Many aspects of the situation we face today are not without parallel. In this sermon we go back almost three millennia, at least 2700 years, seeking answers. We begin by noticing: matters between God and his people had deteriorated into virtual nothingness.
It had not always been so. Relationship had been at its finest. But now it was gone. Oh, for the good old days, when God was really present, when God alone was sufficient.

Background
Biblical. Five chapters in Exodus detail the tent of meeting. We also remember the alternate meeting tent outside the camp. What is this? Here is the declaration that God will indeed be God, and claim his people. The relationship is challenged but maintained in Exodus 32. But the honeymoon is very brief.
In the flaming words of God's prophets 1000 years later, the question is posed: will God still keep his appointment, maintain his presence with a people apostate and unreliable? Is the relationship dependent on human capacity and perfection? Is the relationship dependent upon human power or God's nature? Can God's nature within us, and relationship with divinity, be maintained despite our frailty?
Indeed, grace is met at the meeting, that is the point. God's presence is real. We have an appointment at a meeting where grace meets even sinful, powerless people. But--it is one thing to affirm it and another to practice it.

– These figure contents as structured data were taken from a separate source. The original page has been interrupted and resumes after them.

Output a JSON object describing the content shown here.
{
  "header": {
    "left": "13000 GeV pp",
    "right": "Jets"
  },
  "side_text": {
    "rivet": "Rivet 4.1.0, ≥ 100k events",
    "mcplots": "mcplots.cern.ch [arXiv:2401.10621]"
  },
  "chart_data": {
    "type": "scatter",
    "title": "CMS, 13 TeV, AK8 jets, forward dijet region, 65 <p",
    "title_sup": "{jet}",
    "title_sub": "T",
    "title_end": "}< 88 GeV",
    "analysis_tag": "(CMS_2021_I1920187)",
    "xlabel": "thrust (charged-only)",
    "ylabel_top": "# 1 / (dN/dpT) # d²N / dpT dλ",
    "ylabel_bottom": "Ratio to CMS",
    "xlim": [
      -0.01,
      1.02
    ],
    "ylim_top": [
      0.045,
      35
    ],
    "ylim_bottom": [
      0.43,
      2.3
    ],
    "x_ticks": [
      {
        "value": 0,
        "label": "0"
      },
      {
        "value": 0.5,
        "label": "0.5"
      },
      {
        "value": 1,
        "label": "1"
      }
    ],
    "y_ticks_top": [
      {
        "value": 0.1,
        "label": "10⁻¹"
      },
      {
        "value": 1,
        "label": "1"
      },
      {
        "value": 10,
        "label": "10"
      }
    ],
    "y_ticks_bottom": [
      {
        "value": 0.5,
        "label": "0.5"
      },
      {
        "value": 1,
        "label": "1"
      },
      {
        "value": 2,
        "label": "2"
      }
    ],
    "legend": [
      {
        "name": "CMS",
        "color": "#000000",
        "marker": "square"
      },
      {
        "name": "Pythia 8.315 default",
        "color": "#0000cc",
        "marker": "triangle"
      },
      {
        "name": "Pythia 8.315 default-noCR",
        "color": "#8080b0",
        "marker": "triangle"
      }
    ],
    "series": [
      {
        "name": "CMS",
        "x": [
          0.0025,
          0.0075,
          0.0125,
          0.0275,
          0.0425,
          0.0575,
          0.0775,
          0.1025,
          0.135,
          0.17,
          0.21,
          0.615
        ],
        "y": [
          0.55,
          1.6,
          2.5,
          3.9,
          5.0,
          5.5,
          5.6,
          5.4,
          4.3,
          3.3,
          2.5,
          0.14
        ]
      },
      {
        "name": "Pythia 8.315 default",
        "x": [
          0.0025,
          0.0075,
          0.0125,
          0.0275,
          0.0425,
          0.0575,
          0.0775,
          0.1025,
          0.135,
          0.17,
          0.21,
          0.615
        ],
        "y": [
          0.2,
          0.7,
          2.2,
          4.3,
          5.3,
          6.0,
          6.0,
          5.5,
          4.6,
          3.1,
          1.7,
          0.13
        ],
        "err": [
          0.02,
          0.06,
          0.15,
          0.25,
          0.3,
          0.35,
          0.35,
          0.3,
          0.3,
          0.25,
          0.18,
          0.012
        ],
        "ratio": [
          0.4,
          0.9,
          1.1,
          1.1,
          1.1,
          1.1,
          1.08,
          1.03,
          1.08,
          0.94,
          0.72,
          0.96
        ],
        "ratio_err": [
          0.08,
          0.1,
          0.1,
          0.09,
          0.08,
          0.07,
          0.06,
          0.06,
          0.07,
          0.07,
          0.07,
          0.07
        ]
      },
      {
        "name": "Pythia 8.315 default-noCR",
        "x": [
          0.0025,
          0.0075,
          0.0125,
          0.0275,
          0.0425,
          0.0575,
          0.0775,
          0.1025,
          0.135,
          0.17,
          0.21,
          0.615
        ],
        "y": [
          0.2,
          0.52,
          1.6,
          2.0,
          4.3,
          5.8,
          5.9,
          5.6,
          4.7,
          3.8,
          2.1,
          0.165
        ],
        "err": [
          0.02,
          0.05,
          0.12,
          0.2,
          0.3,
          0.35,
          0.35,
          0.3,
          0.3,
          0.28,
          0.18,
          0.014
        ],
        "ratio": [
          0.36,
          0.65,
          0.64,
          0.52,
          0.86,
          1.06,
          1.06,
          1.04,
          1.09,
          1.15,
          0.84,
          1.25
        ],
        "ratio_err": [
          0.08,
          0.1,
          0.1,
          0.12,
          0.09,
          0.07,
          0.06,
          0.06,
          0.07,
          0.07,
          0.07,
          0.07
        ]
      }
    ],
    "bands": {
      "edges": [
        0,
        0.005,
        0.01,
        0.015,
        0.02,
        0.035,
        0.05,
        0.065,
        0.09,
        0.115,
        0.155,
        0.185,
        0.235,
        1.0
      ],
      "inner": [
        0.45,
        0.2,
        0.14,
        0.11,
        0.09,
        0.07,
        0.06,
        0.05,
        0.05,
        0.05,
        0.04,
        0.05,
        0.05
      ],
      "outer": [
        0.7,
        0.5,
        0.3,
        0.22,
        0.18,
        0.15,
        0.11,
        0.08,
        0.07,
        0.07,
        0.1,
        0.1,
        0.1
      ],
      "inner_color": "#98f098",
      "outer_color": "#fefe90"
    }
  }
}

Historical. Such was the experience of our forefathers, the pioneers of faith, the consistent commitment to meeting. Meeting that handles life which is riddled with holes and gaps. At the meeting--everything is alright. Life is reoriented, right side up when the meeting is over. So we understand some of the dogged loyalty of those who have been more consistent in the meeting than many of today's Christians. And something of what we have done to worship is to blame. God too little in view, focused on horizontal fellowship, meetings with one another, meetings with our group, meetings with our friends, specialized meetings, as though the meetings depend on some outward circumstance rather than the presence of God.